Lonjakan Impor Energi Memangkas Surplus Perdagangan Indonesia

Lonjakan Impor Energi Memangkas Surplus Perdagangan Indonesia

Surplus perdagangan Indonesia menyusut tajam pada April 2026 menjadi hanya sebesar USD89,1 juta akibat lonjakan impor yang signifikan, dilansir dari Medcom. Kenaikan pembelian dari luar negeri tersebut hampir menghapus seluruh kelebihan neraca, meskipun kinerja ekspor nasional dilaporkan masih bertumbuh solid.

Nilai surplus tersebut berada jauh di bawah pencapaian Maret 2026 yang menyentuh USD3,32 miliar serta di bawah proyeksi pasar sebesar USD1,5 miliar. Lonjakan drastis pada pos impor bahan baku dan kebutuhan energi domestik menjadi pemicu utama amblesnya angka surplus perdagangan kali ini.

Kondisi makroekonomi ini disampaikan oleh Research Analyst PT Mirae Asset Sekuritas Indonesia, Novani Karina Saputri, melalui analisis terbarunya.

"Kontraksi surplus perdagangan ini bukan disebabkan oleh pelemahan ekspor, melainkan karena pertumbuhan impor yang jauh lebih tinggi dibandingkan ekspor," ujar Novani.

Menurut data sekuritas tersebut, ekspor nasional sebenarnya masih tumbuh kuat 12,3 persen secara bulanan menjadi USD25,3 milar. Namun, nilai impor melonjak hingga 31,3 persen secara bulanan menjadi USD25,2 miliar dalam periode yang sama.

"Kondisi eksternal juga masih mendukung. Harga batu bara meningkat 32,8 persen secara tahunan, harga logam tetap tinggi, dan aktivitas manufaktur di Tiongkok, India, serta Jepang masih berada dalam fase ekspansif," jelas Novani.

Ketangguhan ekspor nonmigas ditopang oleh pengiriman minyak kelapa sawit (CPO), produk nikel, serta barang manufaktur bernilai tambah yang mencapai USD24,1 miliar. Di sisi lain, pembengkakan defisit perdagangan migas dipicu oleh lonjakan impor minyak mentah dan produk minyak olahan sebesar 45,1 persen menjadi USD4,6 miliar.

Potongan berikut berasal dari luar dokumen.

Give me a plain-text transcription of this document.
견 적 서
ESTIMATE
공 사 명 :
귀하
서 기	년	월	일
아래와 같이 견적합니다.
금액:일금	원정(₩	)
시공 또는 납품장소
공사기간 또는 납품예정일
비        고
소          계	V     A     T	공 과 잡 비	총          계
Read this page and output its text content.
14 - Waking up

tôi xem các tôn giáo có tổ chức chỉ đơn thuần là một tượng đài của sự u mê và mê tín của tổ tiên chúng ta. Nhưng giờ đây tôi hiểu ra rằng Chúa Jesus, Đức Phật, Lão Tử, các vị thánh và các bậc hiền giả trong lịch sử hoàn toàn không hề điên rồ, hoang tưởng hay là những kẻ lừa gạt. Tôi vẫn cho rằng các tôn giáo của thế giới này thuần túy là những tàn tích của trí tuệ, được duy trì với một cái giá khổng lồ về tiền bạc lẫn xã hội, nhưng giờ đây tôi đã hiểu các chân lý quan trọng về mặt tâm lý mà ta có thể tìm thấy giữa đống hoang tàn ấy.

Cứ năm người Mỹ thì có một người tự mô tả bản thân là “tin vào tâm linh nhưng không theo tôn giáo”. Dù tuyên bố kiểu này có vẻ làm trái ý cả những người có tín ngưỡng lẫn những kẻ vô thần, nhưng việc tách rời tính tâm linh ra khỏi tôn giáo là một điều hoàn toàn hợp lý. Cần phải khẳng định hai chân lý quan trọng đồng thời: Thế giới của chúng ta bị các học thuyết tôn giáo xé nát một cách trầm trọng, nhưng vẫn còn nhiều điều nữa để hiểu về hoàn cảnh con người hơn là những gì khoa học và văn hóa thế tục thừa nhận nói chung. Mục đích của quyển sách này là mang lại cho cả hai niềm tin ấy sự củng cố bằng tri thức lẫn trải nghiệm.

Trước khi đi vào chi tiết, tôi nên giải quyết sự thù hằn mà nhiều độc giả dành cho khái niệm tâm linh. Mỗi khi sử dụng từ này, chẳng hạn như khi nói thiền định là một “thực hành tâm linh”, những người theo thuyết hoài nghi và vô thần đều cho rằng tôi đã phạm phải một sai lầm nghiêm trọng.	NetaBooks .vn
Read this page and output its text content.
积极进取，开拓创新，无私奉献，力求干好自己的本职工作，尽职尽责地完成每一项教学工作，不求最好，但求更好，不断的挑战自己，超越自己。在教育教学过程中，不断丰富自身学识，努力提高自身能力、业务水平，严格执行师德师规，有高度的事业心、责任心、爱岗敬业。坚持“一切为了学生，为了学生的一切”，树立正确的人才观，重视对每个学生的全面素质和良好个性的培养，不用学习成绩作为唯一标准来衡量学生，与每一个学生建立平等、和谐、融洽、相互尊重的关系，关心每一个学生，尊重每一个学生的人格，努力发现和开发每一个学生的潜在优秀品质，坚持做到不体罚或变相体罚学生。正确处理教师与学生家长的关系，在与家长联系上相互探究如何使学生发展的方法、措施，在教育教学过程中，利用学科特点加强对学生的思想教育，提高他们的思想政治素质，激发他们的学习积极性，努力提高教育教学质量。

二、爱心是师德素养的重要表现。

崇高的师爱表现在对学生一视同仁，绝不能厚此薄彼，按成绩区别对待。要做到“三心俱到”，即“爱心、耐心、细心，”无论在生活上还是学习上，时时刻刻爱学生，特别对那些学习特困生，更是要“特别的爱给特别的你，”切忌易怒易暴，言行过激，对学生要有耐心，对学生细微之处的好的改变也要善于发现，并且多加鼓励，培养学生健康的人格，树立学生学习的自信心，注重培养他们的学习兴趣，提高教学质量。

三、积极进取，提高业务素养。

"Dengan demikian, penyempitan surplus perdagangan pada April lebih mencerminkan peningkatan impor dan menguatnya permintaan domestik dibandingkan pelemahan sektor ekspor," kata Novani.

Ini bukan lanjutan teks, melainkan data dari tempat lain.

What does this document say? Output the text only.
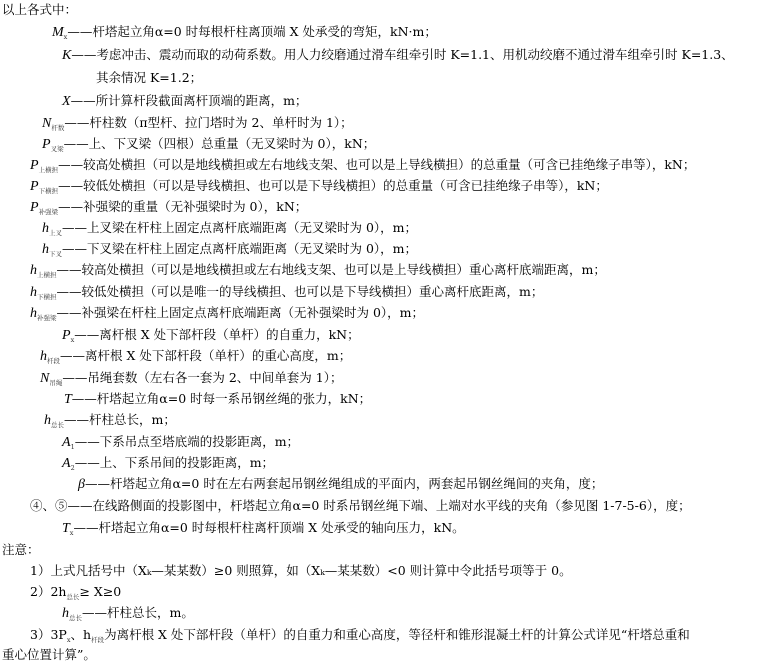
以上各式中：
$M_x——$杆塔起立角α=0 时每根杆柱离顶端 X 处承受的弯矩，kN·m；
K——考虑冲击、震动而取的动荷系数。用人力绞磨通过滑车组牵引时 K=1.1、用机动绞磨不通过滑车组牵引时 K=1.3、
其余情况 K=1.2；
X——所计算杆段截面离杆顶端的距离，m；
$N_{杆数}——$杆柱数（π型杆、拉门塔时为 2、单杆时为 1）；
$P_{叉梁}——$上、下叉梁（四根）总重量（无叉梁时为 0），kN；
$P_{上横担}——$较高处横担（可以是地线横担或左右地线支架、也可以是上导线横担）的总重量（可含已挂绝缘子串等），kN；
$P_{下横担}——$较低处横担（可以是导线横担、也可以是下导线横担）的总重量（可含已挂绝缘子串等），kN；
$P_{补强梁}——$补强梁的重量（无补强梁时为 0），kN；
$h_{上叉}——$上叉梁在杆柱上固定点离杆底端距离（无叉梁时为 0），m；
$h_{下叉}——$下叉梁在杆柱上固定点离杆底端距离（无叉梁时为 0），m；
$h_{上横担}——$较高处横担（可以是地线横担或左右地线支架、也可以是上导线横担）重心离杆底端距离，m；
$h_{下横担}——$较低处横担（可以是唯一的导线横担、也可以是下导线横担）重心离杆底距离，m；
$h_{补强梁}——$补强梁在杆柱上固定点离杆底端距离（无补强梁时为 0），m；
$P_x——$离杆根 X 处下部杆段（单杆）的自重力，kN；
$h_{杆段}——$离杆根 X 处下部杆段（单杆）的重心高度，m；
$N_{吊绳}——$吊绳套数（左右各一套为 2、中间单套为 1）；
T——杆塔起立角α=0 时每一系吊钢丝绳的张力，kN；
$h_{总长}——$杆柱总长，m；
$A_1——$下系吊点至塔底端的投影距离，m；
$A_2——$上、下系吊间的投影距离，m；
β——杆塔起立角α=0 时在左右两套起吊钢丝绳组成的平面内，两套起吊钢丝绳间的夹角，度；
④、⑤——在线路侧面的投影图中，杆塔起立角α=0 时系吊钢丝绳下端、上端对水平线的夹角（参见图 1-7-5-6），度；
$T_x——$杆塔起立角α=0 时每根杆柱离杆顶端 X 处承受的轴向压力，kN。
注意：
1）上式凡括号中（Xₖ—某某数）≥0 则照算，如（Xₖ—某某数）<0 则计算中令此括号项等于 0。
$2)2h_{总长}\ge X\ge 0$
$h_{总长}——$杆柱总长，m。
$3)3P_x$、$h_{杆段}$为离杆根 X 处下部杆段（单杆）的自重力和重心高度，等径杆和锥形混凝土杆的计算公式详见“杆塔总重和
重心位置计算”。
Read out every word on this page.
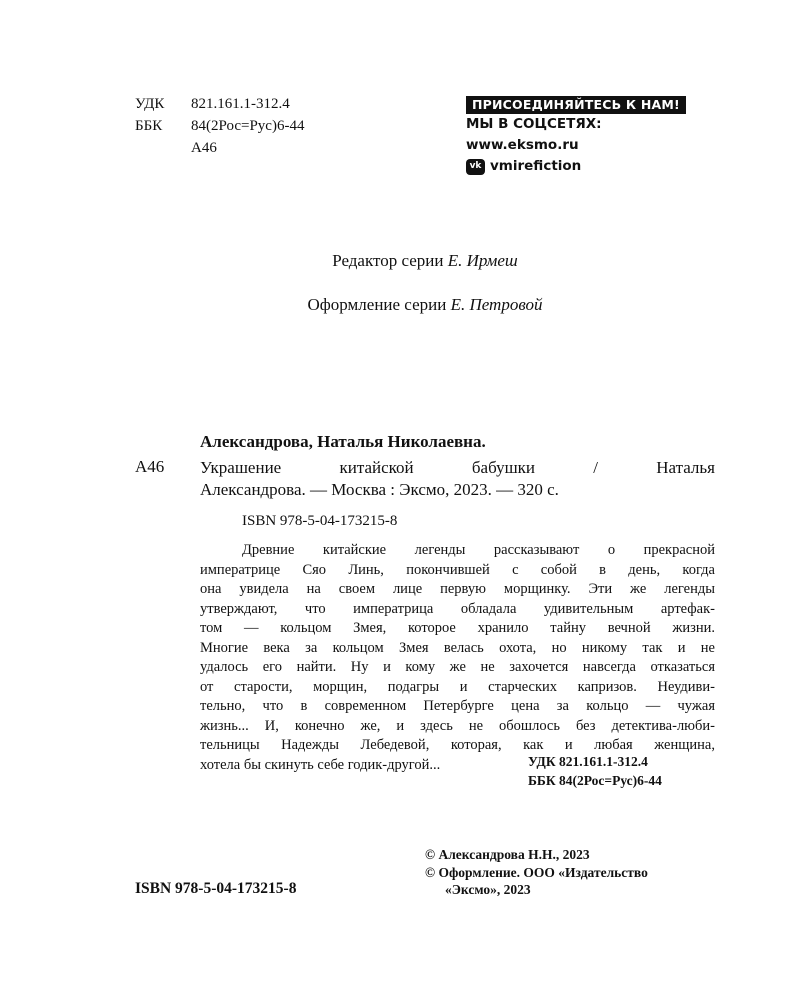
УДК	821.161.1-312.4
ББК	84(2Рос=Рус)6-44
А46
ПРИСОЕДИНЯЙТЕСЬ К НАМ!
МЫ В СОЦСЕТЯХ:
www.eksmo.ru
vk vmirefiction
Редактор серии Е. Ирмеш
Оформление серии Е. Петровой
Александрова, Наталья Николаевна.
А46 Украшение китайской бабушки / Наталья
Александрова. — Москва : Эксмо, 2023. — 320 с.
ISBN 978-5-04-173215-8
Древние китайские легенды рассказывают о прекрасной
императрице Сяо Линь, покончившей с собой в день, когда
она увидела на своем лице первую морщинку. Эти же легенды
утверждают, что императрица обладала удивительным артефак-
том — кольцом Змея, которое хранило тайну вечной жизни.
Многие века за кольцом Змея велась охота, но никому так и не
удалось его найти. Ну и кому же не захочется навсегда отказаться
от старости, морщин, подагры и старческих капризов. Неудиви-
тельно, что в современном Петербурге цена за кольцо — чужая
жизнь... И, конечно же, и здесь не обошлось без детектива-люби-
тельницы Надежды Лебедевой, которая, как и любая женщина,
хотела бы скинуть себе годик-другой...	УДК 821.161.1-312.4
ББК 84(2Рос=Рус)6-44
© Александрова Н.Н., 2023
© Оформление. ООО «Издательство
«Эксмо», 2023
ISBN 978-5-04-173215-8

Meskipun perdagangan nonmigas mencatat surplus USD3,5 miliar melalui komoditas CPO, batu bara, besi, dan baja, hasil tersebut hampir seluruhnya tergerus oleh defisit migas yang melebar menjadi USD3,4 miliar. Neraca perdagangan masa depan diperkirakan masih surplus tetapi dengan nilai yang lebih rendah dari rata-rata tahun 2025.

"Faktor-faktor tersebut berpotensi mengurangi peran surplus perdagangan sebagai penyangga eksternal dan membatasi kemampuannya dalam meredam tekanan depresiasi terhadap nilai tukar rupiah," pungkas Novani.